Menuju konten utama

Gabriel Boric, Milenial Kiri yang Jadi Presiden Chili

Gabriel Boric jadi presiden termuda Chili. Ia berjanji melawan ketimpangan, memberdayakan perempuan, mendukung LGBT, dan melindungi lingkungan.

Gabriel Boric, Milenial Kiri yang Jadi Presiden Chili
Kandidat presiden Gabriel Boric dari koalisi Apruebo Dignidad berpidato saat kampanye penutupan menjelang pemilihan presiden putaran kedua di Santiago, Chili, Kamis, 16 Desember 2021. (AP Photo/Matias Delacroix)

tirto.id - Sebagai warga yang terbiasa memiliki presiden berlatar belakang elite—entah pengusaha, mantan tentara, atau keturunan politikus lawas—kita mungkin akan kaget dengan profil presiden baru Chili, sebuah negara kaya di kawasan Amerika Latin. Ia adalah mantan aktivis mahasiswa yang baru berusia 35 tahun dengan gaya khas milenial, punya tato, berjenggot agak lebat, berpakaian kasual, dan menggemari musik Metallica sampai Lady Gaga dan Taylor Swift. Namanya Gabriel Boric.

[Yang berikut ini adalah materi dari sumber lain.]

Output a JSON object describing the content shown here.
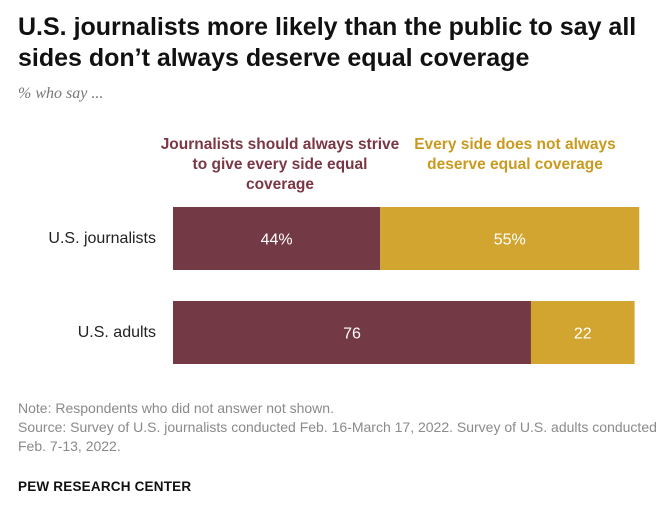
{
  "title": "U.S. journalists more likely than the public to say all sides don’t always deserve equal coverage",
  "subtitle": "% who say ...",
  "legend": {
    "series_a": "Journalists should always strive to give every side equal coverage",
    "series_b": "Every side does not always deserve equal coverage"
  },
  "colors": {
    "series_a": "#733a45",
    "series_b": "#d1a530",
    "bar_text": "#ffffff"
  },
  "chart_data": {
    "type": "bar",
    "orientation": "horizontal",
    "stacked": true,
    "categories": [
      "U.S. journalists",
      "U.S. adults"
    ],
    "series": [
      {
        "name": "Journalists should always strive to give every side equal coverage",
        "values": [
          44,
          76
        ],
        "labels": [
          "44%",
          "76"
        ]
      },
      {
        "name": "Every side does not always deserve equal coverage",
        "values": [
          55,
          22
        ],
        "labels": [
          "55%",
          "22"
        ]
      }
    ],
    "xlim": [
      0,
      100
    ],
    "grid": false,
    "legend_position": "top"
  },
  "notes": {
    "note": "Note: Respondents who did not answer not shown.",
    "source": "Source: Survey of U.S. journalists conducted Feb. 16-March 17, 2022. Survey of U.S. adults conducted Feb. 7-13, 2022."
  },
  "footer": "PEW RESEARCH CENTER"
}
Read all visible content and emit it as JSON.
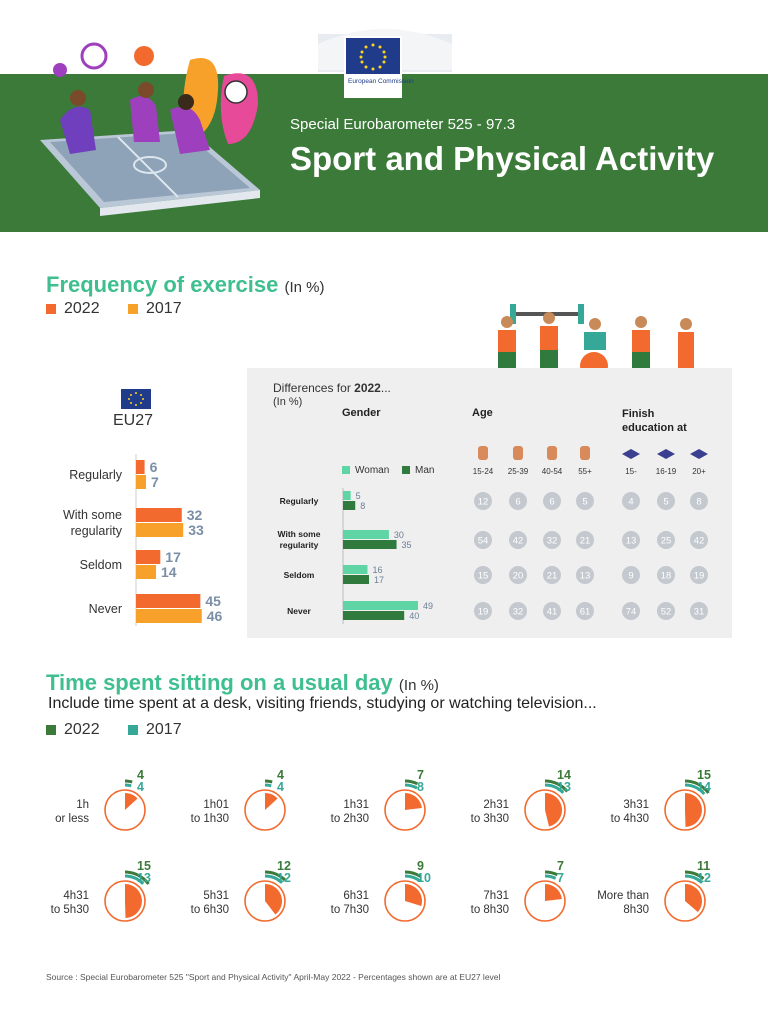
{
  "header": {
    "eyebrow": "Special Eurobarometer 525 - 97.3",
    "title": "Sport and Physical Activity",
    "logo_text": "European Commission",
    "banner_color": "#3c7a3a"
  },
  "frequency": {
    "title": "Frequency of exercise",
    "unit": "(In %)",
    "legend": [
      {
        "label": "2022",
        "color": "#f26a2e"
      },
      {
        "label": "2017",
        "color": "#f7a12b"
      }
    ],
    "eu_label": "EU27"
  },
  "differences": {
    "title_prefix": "Differences for ",
    "title_year": "2022",
    "title_suffix": "...",
    "unit": "(In %)",
    "gender_label": "Gender",
    "gender_legend": [
      {
        "label": "Woman",
        "color": "#5fd4a5"
      },
      {
        "label": "Man",
        "color": "#2f7a3c"
      }
    ],
    "age_label": "Age",
    "edu_label_line1": "Finish",
    "edu_label_line2": "education at",
    "age_groups": [
      "15-24",
      "25-39",
      "40-54",
      "55+"
    ],
    "edu_groups": [
      "15-",
      "16-19",
      "20+"
    ]
  },
  "sitting": {
    "title": "Time spent sitting on a usual day",
    "unit": "(In %)",
    "subtitle": "Include time spent at a desk, visiting friends, studying or watching television...",
    "legend": [
      {
        "label": "2022",
        "color": "#3c7a3a"
      },
      {
        "label": "2017",
        "color": "#36a897"
      }
    ]
  },
  "source": "Source : Special Eurobarometer 525 \"Sport and Physical Activity\" April-May 2022 - Percentages shown are at EU27 level",
  "chart_data": [
    {
      "type": "bar",
      "title": "Frequency of exercise",
      "categories": [
        "Regularly",
        "With some regularity",
        "Seldom",
        "Never"
      ],
      "category_lines": [
        [
          "Regularly"
        ],
        [
          "With some",
          "regularity"
        ],
        [
          "Seldom"
        ],
        [
          "Never"
        ]
      ],
      "series": [
        {
          "name": "2022",
          "values": [
            6,
            32,
            17,
            45
          ],
          "color": "#f26a2e"
        },
        {
          "name": "2017",
          "values": [
            7,
            33,
            14,
            46
          ],
          "color": "#f7a12b"
        }
      ]
    },
    {
      "type": "bar",
      "title": "Differences for 2022... Gender",
      "categories": [
        "Regularly",
        "With some regularity",
        "Seldom",
        "Never"
      ],
      "category_lines": [
        [
          "Regularly"
        ],
        [
          "With some",
          "regularity"
        ],
        [
          "Seldom"
        ],
        [
          "Never"
        ]
      ],
      "series": [
        {
          "name": "Woman",
          "values": [
            5,
            30,
            16,
            49
          ],
          "color": "#5fd4a5"
        },
        {
          "name": "Man",
          "values": [
            8,
            35,
            17,
            40
          ],
          "color": "#2f7a3c"
        }
      ]
    },
    {
      "type": "table",
      "title": "Differences for 2022... Age",
      "columns": [
        "15-24",
        "25-39",
        "40-54",
        "55+"
      ],
      "rows": [
        "Regularly",
        "With some regularity",
        "Seldom",
        "Never"
      ],
      "values": [
        [
          12,
          6,
          6,
          5
        ],
        [
          54,
          42,
          32,
          21
        ],
        [
          15,
          20,
          21,
          13
        ],
        [
          19,
          32,
          41,
          61
        ]
      ]
    },
    {
      "type": "table",
      "title": "Differences for 2022... Finish education at",
      "columns": [
        "15-",
        "16-19",
        "20+"
      ],
      "rows": [
        "Regularly",
        "With some regularity",
        "Seldom",
        "Never"
      ],
      "values": [
        [
          4,
          5,
          8
        ],
        [
          13,
          25,
          42
        ],
        [
          9,
          18,
          19
        ],
        [
          74,
          52,
          31
        ]
      ]
    },
    {
      "type": "pie",
      "title": "Time spent sitting on a usual day",
      "categories": [
        "1h or less",
        "1h01 to 1h30",
        "1h31 to 2h30",
        "2h31 to 3h30",
        "3h31 to 4h30",
        "4h31 to 5h30",
        "5h31 to 6h30",
        "6h31 to 7h30",
        "7h31 to 8h30",
        "More than 8h30"
      ],
      "category_lines": [
        [
          "1h",
          "or less"
        ],
        [
          "1h01",
          "to 1h30"
        ],
        [
          "1h31",
          "to 2h30"
        ],
        [
          "2h31",
          "to 3h30"
        ],
        [
          "3h31",
          "to 4h30"
        ],
        [
          "4h31",
          "to 5h30"
        ],
        [
          "5h31",
          "to 6h30"
        ],
        [
          "6h31",
          "to 7h30"
        ],
        [
          "7h31",
          "to 8h30"
        ],
        [
          "More than",
          "8h30"
        ]
      ],
      "series": [
        {
          "name": "2022",
          "values": [
            4,
            4,
            7,
            14,
            15,
            15,
            12,
            9,
            7,
            11
          ],
          "color": "#3c7a3a"
        },
        {
          "name": "2017",
          "values": [
            4,
            4,
            8,
            13,
            14,
            13,
            12,
            10,
            7,
            12
          ],
          "color": "#36a897"
        }
      ]
    }
  ]
}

Boric berasal dari partai berhaluan kiri bernama Convergencia Social. Pada Juli lalu, ia terpilih sebagai kandidat presiden untuk mewakili Apruebo Dignidad, koalisi elektoral di mana Convergencia Social bergabung. Di dalamnya juga terdapat Partai Komunis Chili.

Dalam pemilu yang diselenggarakan pada 21 November lalu, Boric mendapatkan 25 persen suara. Karena tak satu pun kandidat mencapai batas minimal suara untuk menang, diselenggarakanlah pilpres putaran kedua pada 19 Desember. Kali ini, Boric berhasil meraup 55,87 persen suara.

Saingan utama Boric adalah politikus ultrakonservatif José Antonio Kast (55). Tokoh yang sering disamakan dengan Jair Bolsonaro dari Brasil atau Donald Trump dari Amerika Serikat ini mengawali karier sebagai pengacara dan punya firma hukum. Bapaknya adalah imigran asal Jerman yang pernah bergabung dengan Nazi pada 1942, sementara salah satu abangnya adalah ekonom didikan AS yang bekerja untuk rezim diktator Augusto Pinochet (menjabat 1974–1990).

Kast juga merupakan pemuja Pinochet—yang mengkudeta pemerintahan sosialis yang terpilih secara demokratis Salvador Allende dan berada di balik pembantaian terhadap 3.000-an orang. Kast pernah berpendapat bahwa rezim Pinochet tidak bisa disebut kediktatoran sebagaimana pemerintahan Nikaragua dan Venezuela pada hari ini. Dia menganggap transisi kekuasaan ke Pinochet sudah berlangsung damai tanpa pembungkaman terhadap oposisi.

Bapak dari sembilan anak ini menentang pernikahan sesama jenis, yang undang-undangnya baru saja disahkan oleh pemerintah. Ia juga tidak setuju dengan ide tentang legalisasi aborsi. Kast juga berpegang pada prinsip mano dura (tangan besi) untuk menghalau imigran ilegal.

Sokongan untuk Kast terutama datang dari penduduk di daerah utara yang sering kedatangan imigran asal Venezuela. Dukungan juga datang dari orang-orang di daerah selatan yang kerap mendapati pemberontakan kecil-kecilan oleh grup masyarakat suku Mapuche.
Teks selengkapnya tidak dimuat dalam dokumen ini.